Ticino kantonunda yaşadığı bir deneyimi paylaşan Türkiyeli mülteci İdil, sağlık hakkının mültecilere “lütuf” gibi sunulmasının sistematik bir ötekileştirme olduğunu vurguladı: “Sağlık hakkı kimsenin lütfu değil, insan olmanın hakkıdır.”
“Mülteciysen hiç yerine konuluyorsun”
A. İdil, İsviçre’de mülteci statüsünde yaşayanların gündelik hayatta karşılaştığı ayrımcılığa dikkat çekiyor:
“İsviçre’de kâğıtsızsanız, sığınmacı statüsünde yaşıyorsanız, hatta oturum hakkınız olsa bile — kısacası mülteciyseniz — ‘hiç’ yerine konulursunuz.”

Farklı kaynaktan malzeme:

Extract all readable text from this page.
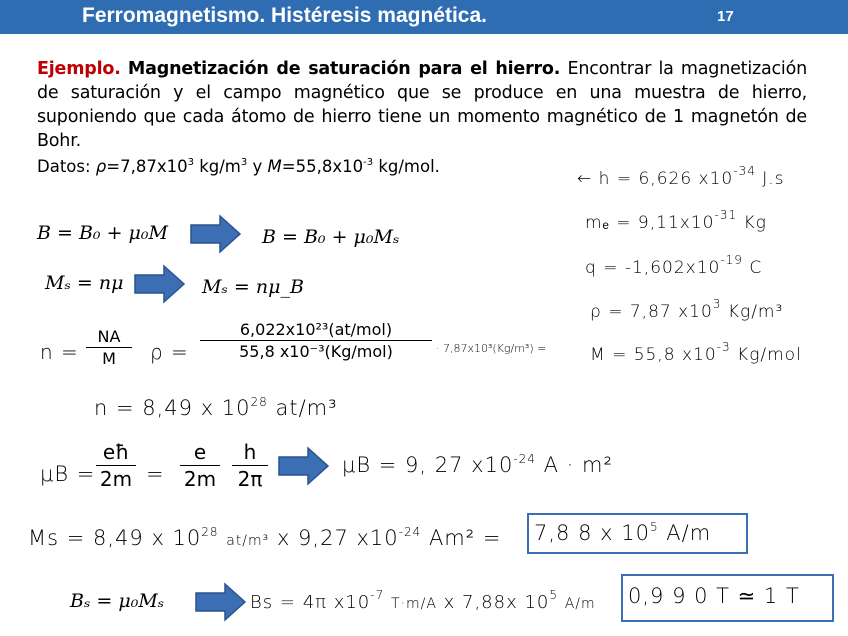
Ferromagnetismo. Histéresis magnética.	17
Ejemplo. Magnetización de saturación para el hierro. Encontrar la magnetización de saturación y el campo magnético que se produce en una muestra de hierro, suponiendo que cada átomo de hierro tiene un momento magnético de 1 magnetón de Bohr.
Datos: $\rho=7,87x10^3$ $kg/m^3$ y $M=55,8x10^{-3}$ kg/mol.
B = B₀ + μ₀M	B = B₀ + μ₀Mₛ
Mₛ = nμ	Mₛ = nμ_B
← h = 6,626 $x10^{-34}$ J.s
$m_e = 9,11x10^{-31}$ Kg
$q = -1,602x10^{-19}$ C
ρ = 7,87 $x10^3$ Kg/m³
M = 55,8 $x10^{-3}$ Kg/mol
n =
NA
M	ρ =
6,022x10²³(at/mol)
55,8 x10⁻³(Kg/mol)	· 7,87x10³(Kg/m³) =
n = 8,49 x $10^{28}$ at/m³
μB =
eħ
2m =
e
2m
h
2π
μB = 9, 27 $x10^{-24}$ A · m²
Ms = 8,49 x $10^{28}$ at/m³ x 9,27 $x10^{-24}$ Am² = 7,8 8 x $10^5$ A/m
Bₛ = μ₀Mₛ	Bs = 4π $x10^{-7}$ T·m/A x 7,88x $10^5$ A/m 0,9 9 0 T ≃ 1 T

Barınma, beslenme ve sağlık gibi temel hakların bile mültecilere “bir iyilik” ya da “bir hoşgörü” gibi sunulmasının bir tür sistematik değersizleştirme olduğunu belirtiyor:
“Sanki yaşamak bir ayrıcalıkmış gibi, bizden şükretmemiz bekleniyor.”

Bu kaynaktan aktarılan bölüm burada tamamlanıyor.